I received quite a response to last week's article on sparkling wine. Tis the season for sparklers, so I thought it might be just the ticket to end the year with one more article with a few new highlights to share on bubbly wine. Okay, here we go.

What makes a good sparkling wine? This question tends to set a few people on end because the truth of the matter is: Sparkling wine comes in all flavors and colors, as well as from many different growing areas around the globe.

Very few sparkling wines "taste" the same so the idea of "good" versus "bad" is a little hazy. I think the best way to describe sparkling wine is in the different levels of refinement in the glass that we taste. Refinement is the key to sparkling wine regardless of the level of cost per bottle spent. Ultimately, the refinement, elegance, polish and class we end up with in the glass tells the story of the quality of any sparkling wine. I have tasted $15 bottles of sparkling wine that have trounced (in competition) sparkling wines selling for three times as much money.

Let us look at what we should expect from a very refines sparkling wine.

Silk: In all of the great Champagnes, the taste sensation that makes the wine judges giddy is called "silk." (In order for a sparkling wine to be called Champagne, the wine must come from this highly desirable area of northern France.)

Silkiness is a combination of a creamy backbone, freshness and palate density. Not unlike fine white wines, great Champagne must have a weight or density on the palate and, to my understanding, Champagnes pretty much corner the market in silk.

This palate weight is the grip that makes the long and elegant aftertastes of really refined Champagnes stand out in the world of sparkling wine. There is really nothing to compare with this feeling on the palate, which is why Champagne is what it is: expensive and highly sought after. Really well made Champagnes, such as Dom Perignon, La Grande Dame or Cristal, have layers of this silky weight and command the prices for this elegance.

Glasses: Never put any sparkling wine in an open-ended glass. The best glass to use is a flute or chimney glass. These glasses are cylindrical in shape with a small opening in the top for the bubbles to come up into the nose.

The sparkles carry with it the bouquet of the sparkling wine, which is why sparking wines should never be swirled under the nose!
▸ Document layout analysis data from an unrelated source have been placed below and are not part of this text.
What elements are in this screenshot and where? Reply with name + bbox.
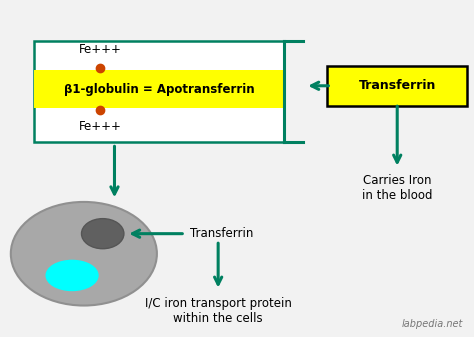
Text: Fe+++: Fe+++ — [79, 43, 122, 56]
FancyBboxPatch shape — [328, 66, 467, 106]
Text: I/C iron transport protein
within the cells: I/C iron transport protein within the ce… — [145, 297, 292, 325]
Text: Fe+++: Fe+++ — [79, 120, 122, 133]
Text: labpedia.net: labpedia.net — [402, 319, 463, 329]
Circle shape — [82, 219, 124, 249]
Text: Carries Iron
in the blood: Carries Iron in the blood — [362, 174, 432, 202]
Text: Transferrin: Transferrin — [358, 79, 436, 92]
Text: Transferrin: Transferrin — [190, 227, 253, 240]
Ellipse shape — [46, 261, 98, 290]
Circle shape — [11, 202, 157, 306]
FancyBboxPatch shape — [35, 70, 284, 108]
Text: β1-globulin = Apotransferrin: β1-globulin = Apotransferrin — [64, 83, 255, 96]
FancyBboxPatch shape — [35, 41, 284, 142]
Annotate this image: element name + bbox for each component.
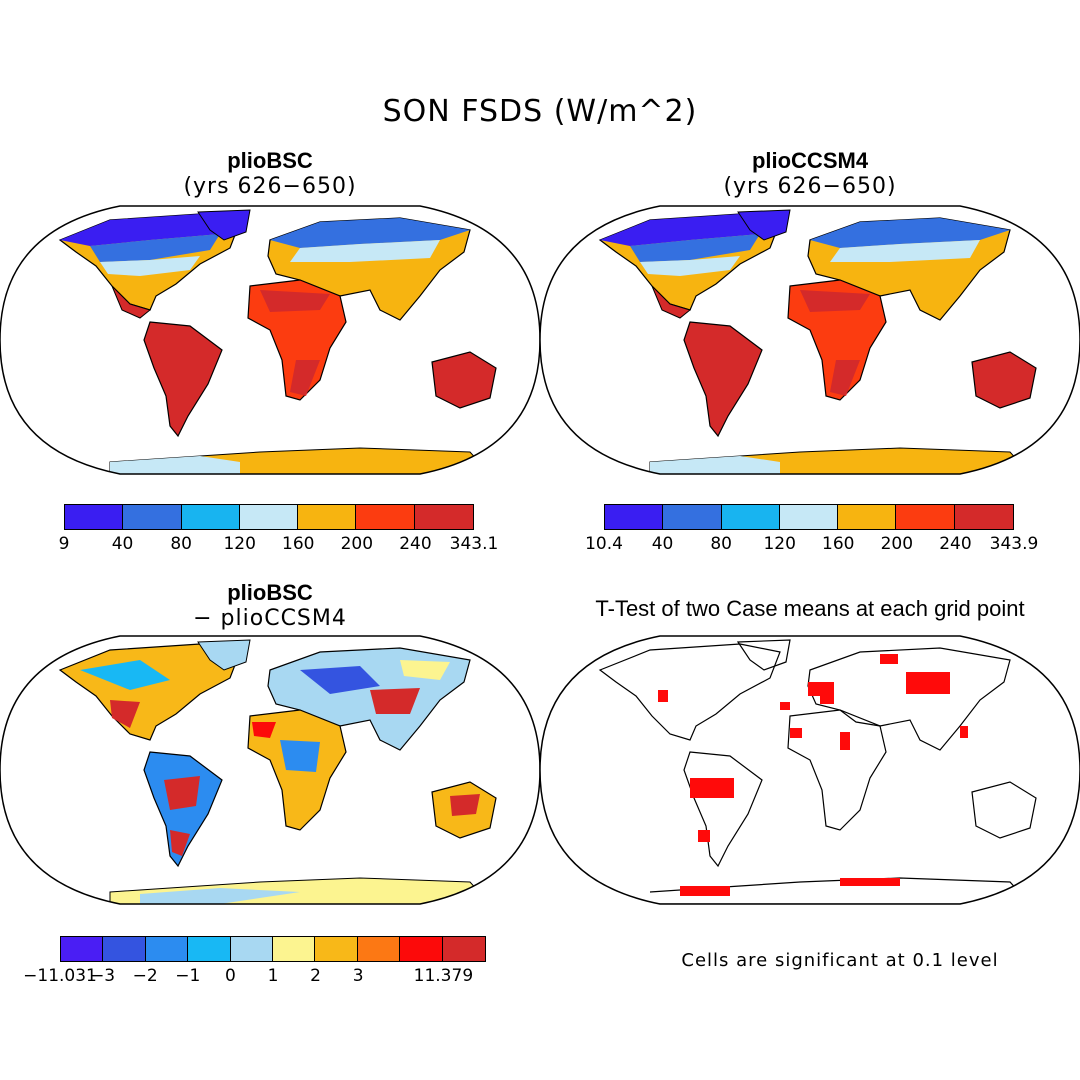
greenland [197, 209, 251, 241]
colorbar-tick-label: 160 [282, 534, 315, 554]
colorbar-tick-label: 2 [310, 966, 322, 986]
map-panel-3 [0, 635, 541, 905]
colorbar-swatch [414, 505, 473, 529]
colorbar-swatch [61, 937, 104, 961]
colorbar-swatch [298, 505, 357, 529]
colorbar-tick-label: −1 [175, 966, 201, 986]
south-america [143, 321, 223, 438]
colorbar-swatch [145, 937, 189, 961]
colorbar-swatch [272, 937, 316, 961]
colorbar-swatch [663, 505, 722, 529]
colorbar-panel-1 [64, 504, 474, 530]
figure-title: SON FSDS (W/m^2) [382, 94, 698, 129]
colorbar-tick-label: 40 [651, 534, 674, 554]
colorbar-swatch [357, 937, 401, 961]
colorbar-swatch [230, 937, 273, 961]
colorbar-swatch [400, 937, 443, 961]
colorbar-tick-label: 40 [111, 534, 134, 554]
significance-note: Cells are significant at 0.1 level [681, 950, 999, 971]
colorbar-tick-label: 200 [340, 534, 374, 554]
colorbar-tick-label: 240 [399, 534, 432, 554]
colorbar-panel-2 [604, 504, 1014, 530]
colorbar-swatch [954, 505, 1013, 529]
colorbar-tick-label: 0 [224, 966, 236, 986]
colorbar-swatch [442, 937, 485, 961]
panel-3-subtitle: − plioCCSM4 [193, 606, 347, 631]
colorbar-panel-3 [60, 936, 486, 962]
colorbar-swatch [779, 505, 839, 529]
map-panel-1 [0, 205, 541, 475]
significant-cells [658, 654, 968, 896]
colorbar-swatch [896, 505, 955, 529]
colorbar-tick-label: 80 [710, 534, 732, 554]
colorbar-swatch [123, 505, 182, 529]
colorbar-tick-label: 343.9 [989, 534, 1039, 554]
colorbar-tick-label: 120 [763, 534, 796, 554]
colorbar-swatch [356, 505, 415, 529]
colorbar-swatch [181, 505, 240, 529]
colorbar-tick-label: −11.031 [23, 966, 97, 986]
panel-2-title: plioCCSM4 [751, 148, 869, 173]
colorbar-tick-label: 80 [170, 534, 192, 554]
colorbar-tick-label: −2 [132, 966, 158, 986]
panel-1-subtitle: (yrs 626−650) [183, 174, 357, 199]
colorbar-tick-label: 200 [880, 534, 914, 554]
colorbar-tick-label: 3 [352, 966, 364, 986]
map-panel-2 [539, 205, 1080, 475]
panel-2-subtitle: (yrs 626−650) [723, 174, 897, 199]
colorbar-swatch [721, 505, 780, 529]
australia [431, 351, 497, 409]
colorbar-swatch [838, 505, 897, 529]
colorbar-swatch [315, 937, 358, 961]
colorbar-tick-label: 343.1 [449, 534, 499, 554]
colorbar-swatch [239, 505, 299, 529]
colorbar-tick-label: 240 [939, 534, 972, 554]
colorbar-tick-label: 120 [223, 534, 256, 554]
colorbar-swatch [65, 505, 124, 529]
colorbar-tick-label: −3 [90, 966, 116, 986]
colorbar-tick-label: 11.379 [413, 966, 474, 986]
colorbar-swatch [605, 505, 664, 529]
panel-3-title: plioBSC [227, 580, 313, 605]
colorbar-tick-label: 10.4 [585, 534, 623, 554]
colorbar-tick-label: 9 [58, 534, 70, 554]
colorbar-tick-label: 1 [267, 966, 279, 986]
panel-4-title: T-Test of two Case means at each grid po… [595, 596, 1025, 621]
colorbar-swatch [103, 937, 146, 961]
colorbar-tick-label: 160 [822, 534, 855, 554]
map-panel-4 [539, 635, 1080, 905]
panel-1-title: plioBSC [227, 148, 313, 173]
colorbar-swatch [188, 937, 231, 961]
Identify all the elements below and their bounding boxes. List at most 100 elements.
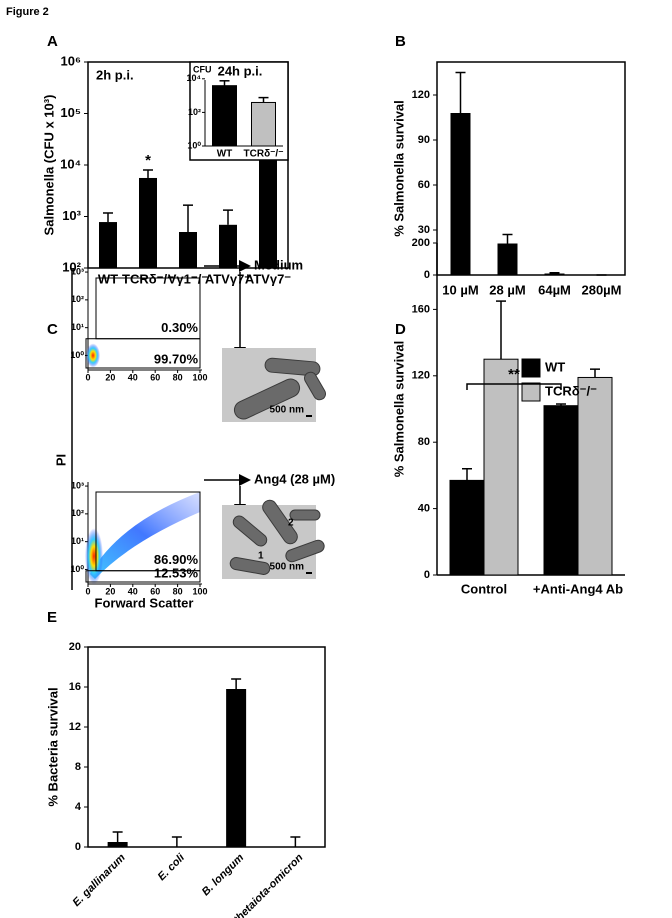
x-tick-label: ATVγ7⁻ xyxy=(245,271,291,286)
bar xyxy=(139,177,157,268)
y-tick-label: 0 xyxy=(424,269,430,281)
inset-y-tick-label: 10² xyxy=(188,107,201,117)
x-tick-label: 20 xyxy=(105,372,115,382)
y-axis-label: % Salmonella survival xyxy=(391,341,406,478)
panel-label: B xyxy=(395,33,406,50)
y-tick-label: 10³ xyxy=(62,208,81,223)
x-tick-label: Control xyxy=(461,581,507,596)
bacterium xyxy=(233,378,301,420)
x-tick-label: 20 xyxy=(105,586,115,596)
x-tick-label: 28 µM xyxy=(489,282,525,297)
bacterium xyxy=(232,515,268,547)
bar xyxy=(226,689,247,847)
y-tick-label: 8 xyxy=(75,761,81,773)
significance-bracket xyxy=(466,383,562,390)
bacterium xyxy=(262,499,298,545)
bacterium xyxy=(304,371,326,401)
x-tick-label: 40 xyxy=(128,586,138,596)
x-tick-label: 100 xyxy=(192,372,207,382)
bar xyxy=(219,224,237,268)
y-tick-label: 10³ xyxy=(71,266,84,276)
y-axis-label: % Bacteria survival xyxy=(45,687,60,806)
bar xyxy=(497,243,518,275)
panel-label: D xyxy=(395,321,406,338)
inset-y-tick-label: 10⁰ xyxy=(187,140,201,150)
x-tick-label: 0 xyxy=(85,586,90,596)
x-tick-label: E. coli xyxy=(156,851,188,883)
y-tick-label: 10⁵ xyxy=(60,105,81,120)
condition-label: Medium xyxy=(254,257,303,272)
x-tick-label: +Anti-Ang4 Ab xyxy=(533,581,623,596)
y-tick-label: 200 xyxy=(412,237,430,249)
gate-label: 99.70% xyxy=(154,351,199,366)
bacterium xyxy=(289,509,321,521)
plot-frame xyxy=(436,61,626,276)
legend-swatch xyxy=(521,358,541,378)
x-tick-label: WT xyxy=(98,271,118,286)
y-tick-label: 30 xyxy=(418,224,430,236)
gate-label: 0.30% xyxy=(161,320,198,335)
density-blob xyxy=(86,343,100,368)
y-tick-label: 0 xyxy=(424,569,430,581)
y-tick-label: 10⁰ xyxy=(70,350,84,360)
bacterium xyxy=(285,539,325,563)
inset-bar xyxy=(212,85,237,147)
panel-label: A xyxy=(47,33,58,50)
y-tick-label: 80 xyxy=(418,436,430,448)
x-tick-label: 280µM xyxy=(581,282,621,297)
y-tick-label: 60 xyxy=(418,179,430,191)
panel-label: C xyxy=(47,321,58,338)
y-tick-label: 160 xyxy=(412,303,430,315)
legend-swatch xyxy=(521,382,541,402)
scale-bar-label: 500 nm xyxy=(270,405,305,416)
density-streak xyxy=(90,492,200,579)
y-tick-label: 120 xyxy=(412,370,430,382)
bar xyxy=(543,405,579,576)
inset-x-tick-label: TCRδ⁻/⁻ xyxy=(244,149,284,160)
y-tick-label: 4 xyxy=(75,801,82,813)
bar xyxy=(107,842,128,847)
y-axis-label: Salmonella (CFU x 10³) xyxy=(41,95,56,236)
inset-x-tick-label: WT xyxy=(217,149,233,160)
y-tick-label: 16 xyxy=(69,681,81,693)
inset-title: 24h p.i. xyxy=(218,63,263,78)
y-tick-label: 90 xyxy=(418,134,430,146)
y-tick-label: 10⁰ xyxy=(70,564,84,574)
bar xyxy=(179,232,197,268)
plot-frame xyxy=(87,646,326,848)
y-tick-label: 0 xyxy=(75,841,81,853)
significance: * xyxy=(145,152,151,169)
inset-bar xyxy=(251,101,276,147)
y-tick-label: 10¹ xyxy=(71,322,84,332)
y-axis-label: PI xyxy=(53,454,68,466)
x-tick-label: E. gallinarum xyxy=(70,852,127,909)
figure-title: Figure 2 xyxy=(6,6,49,18)
x-tick-label: 10 µM xyxy=(442,282,478,297)
bar xyxy=(544,273,565,275)
panel-label: E xyxy=(47,609,57,626)
x-tick-label: 0 xyxy=(85,372,90,382)
x-tick-label: 60 xyxy=(150,372,160,382)
scale-bar-label: 500 nm xyxy=(270,562,305,573)
legend-label: TCRδ⁻/⁻ xyxy=(545,383,597,398)
y-tick-label: 10² xyxy=(71,508,84,518)
significance: ** xyxy=(508,366,520,383)
legend-label: WT xyxy=(545,359,565,374)
x-tick-label: TCRδ⁻/⁻ xyxy=(122,271,174,286)
y-tick-label: 10² xyxy=(71,294,84,304)
x-tick-label: 64µM xyxy=(538,282,571,297)
bar xyxy=(449,479,485,576)
x-tick-label: 40 xyxy=(128,372,138,382)
y-tick-label: 10² xyxy=(62,259,81,274)
inset-y-tick-label: 10⁴ xyxy=(187,73,201,83)
x-tick-label: B. longum xyxy=(200,852,247,899)
y-axis-label: % Salmonella survival xyxy=(391,100,406,237)
bar xyxy=(577,376,613,576)
gate xyxy=(85,570,201,583)
marker-label: 1 xyxy=(258,551,264,562)
density-blob xyxy=(85,528,103,585)
y-tick-label: 10⁴ xyxy=(60,156,81,171)
x-tick-label: 80 xyxy=(173,372,183,382)
y-tick-label: 20 xyxy=(69,641,81,653)
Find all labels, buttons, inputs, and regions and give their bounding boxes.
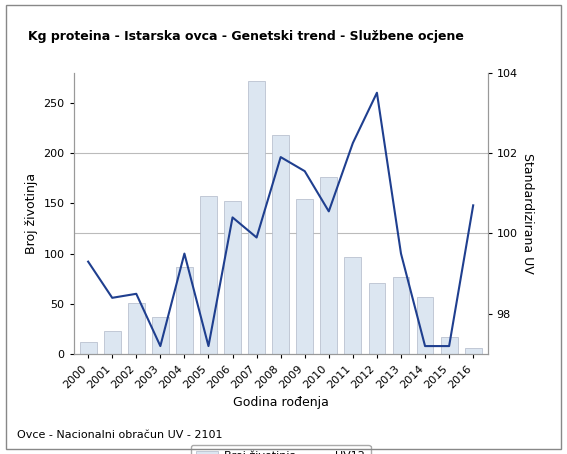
Bar [128, 303, 145, 354]
X-axis label: Godina rođenja: Godina rođenja [232, 396, 329, 409]
Bar [248, 81, 265, 354]
Bar [200, 196, 217, 354]
Bar [297, 199, 313, 354]
Legend: Broj životinja, UV12: Broj životinja, UV12 [191, 445, 371, 454]
Bar [344, 257, 361, 354]
Bar [80, 342, 96, 354]
Bar [369, 283, 386, 354]
Bar [465, 348, 481, 354]
Bar [320, 177, 337, 354]
Bar [104, 331, 121, 354]
Y-axis label: Standardizirana UV: Standardizirana UV [522, 153, 535, 274]
Bar [224, 201, 241, 354]
Bar [417, 297, 434, 354]
Text: Kg proteina - Istarska ovca - Genetski trend - Službene ocjene: Kg proteina - Istarska ovca - Genetski t… [28, 30, 464, 43]
Bar [441, 337, 458, 354]
Bar [176, 266, 193, 354]
Text: Ovce - Nacionalni obračun UV - 2101: Ovce - Nacionalni obračun UV - 2101 [17, 430, 222, 440]
Y-axis label: Broj životinja: Broj životinja [25, 173, 38, 254]
Bar [272, 135, 289, 354]
Bar [392, 276, 409, 354]
Bar [152, 317, 169, 354]
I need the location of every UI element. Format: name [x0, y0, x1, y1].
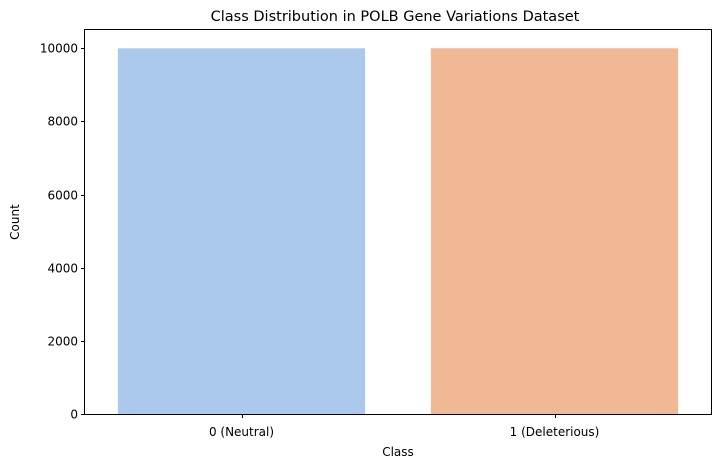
x-tick-label-0: 0 (Neutral): [209, 425, 274, 439]
bar-1: [430, 48, 679, 415]
bar-0: [117, 48, 366, 415]
y-tick-label-4: 8000: [47, 115, 78, 129]
chart-title: Class Distribution in POLB Gene Variatio…: [211, 9, 580, 25]
y-tick-label-0: 0: [70, 408, 78, 422]
y-tick-label-1: 2000: [47, 335, 78, 349]
plot-frame: [84, 29, 712, 415]
y-axis-ticks: 0 2000 4000 6000 8000 10000: [40, 42, 85, 422]
y-tick-label-5: 10000: [40, 42, 78, 56]
x-axis-ticks: 0 (Neutral) 1 (Deleterious): [209, 414, 599, 439]
y-tick-label-2: 4000: [47, 262, 78, 276]
x-axis-label: Class: [382, 445, 414, 459]
bars: [117, 48, 679, 415]
x-tick-label-1: 1 (Deleterious): [510, 425, 600, 439]
y-axis-label: Count: [8, 204, 22, 240]
y-tick-label-3: 6000: [47, 189, 78, 203]
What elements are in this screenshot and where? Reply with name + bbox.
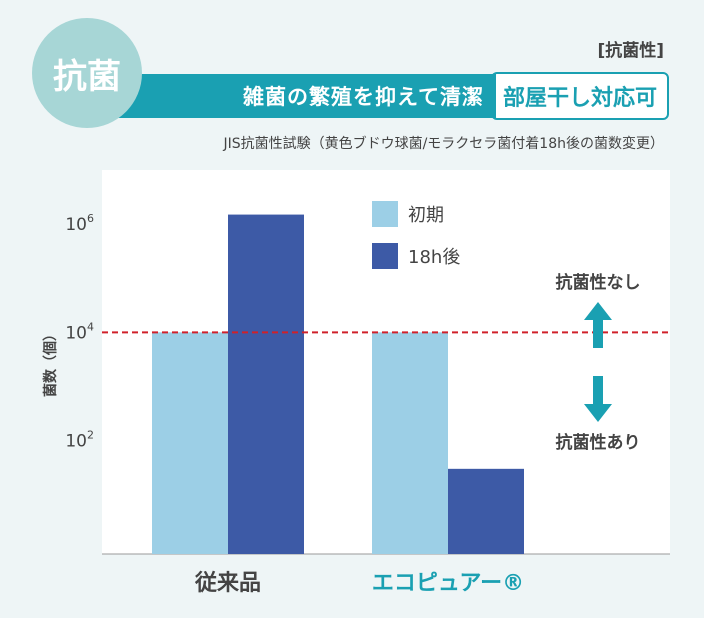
bar-ecopure-18h [448,468,524,554]
legend-label-initial: 初期 [408,205,444,226]
legend-swatch-18h [372,243,398,269]
arrow-up-icon [584,302,612,348]
annotation-no-antibacterial: 抗菌性なし [556,272,641,293]
feature-banner: 雑菌の繁殖を抑えて清潔 [118,74,496,118]
bar-ecopure-initial [372,332,448,554]
legend-label-18h: 18h後 [408,247,460,268]
annotation-antibacterial: 抗菌性あり [556,432,641,453]
bar-conventional-initial [152,332,228,554]
y-tick-label: 102 [65,429,94,452]
test-note: JIS抗菌性試験（黄色ブドウ球菌/モラクセラ菌付着18h後の菌数変更） [223,136,664,152]
indoor-drying-tag: 部屋干し対応可 [491,72,669,120]
bar-conventional-18h [228,214,304,555]
y-tick-label: 106 [65,212,94,235]
y-axis-label: 菌数（個） [42,327,59,397]
legend-swatch-initial [372,201,398,227]
arrow-down-icon [584,376,612,422]
y-tick-label: 104 [65,320,94,343]
category-label-conventional: 従来品 [194,570,261,596]
category-tag: [抗菌性] [597,41,664,61]
category-label-ecopure: エコピュアー® [372,571,524,596]
banner-text: 雑菌の繁殖を抑えて清潔 [243,85,484,109]
antibacterial-badge: 抗菌 [32,18,142,128]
Swirling a glass of Champagne takes away the carbonation and does absolutely nothing to enhance the bouquet of the wine. I have seen commercial wine judges admonished for doing just this. After three or so minutes, the swirl will render the sparkling wine flat. Nothing is worse than drinking flat sparkling wine and, of course, the wine cannot be judged properly in this instance.

The more constricted the glass, the more intense the enhancement of the nose of the wine. All of us have seen the flat bowl, old-time sparkling wine glasses. Toss 'em out. All these glasses can do is ruin a good glass of sparkling wine.

There is really no difference between a "flute" or a "chimney" glass; both serve the same purpose — to enhance a good sparkling wine.

  • Crispness: No matter if the sparkling wine is sweet, like an Asti Spumante or a very refined Prosecco or Spanish Cava, there must be a thirst-quenching variable in a sparkling wine. This thirst-quenching aspect of the sparkler, mostly from the acids in the wine, are crucial in the overall enjoyment of the wine. Nothing is worse than a sparkling wine that ends up flabby with no freshness in the end tastes. Even sweeter sparkling wines must have this crispness to balance the sweetness or the wine might taste like sparkling Kool-Aid! Ugh!
  • Choices for the New Year bash: Spanish Cava for about 12 bucks "Gran Moments." Clean and very good! The Gasparini Prosecco from Italy at about $20 is a real treat indeed.

There you have them! Happy New Year to all of you!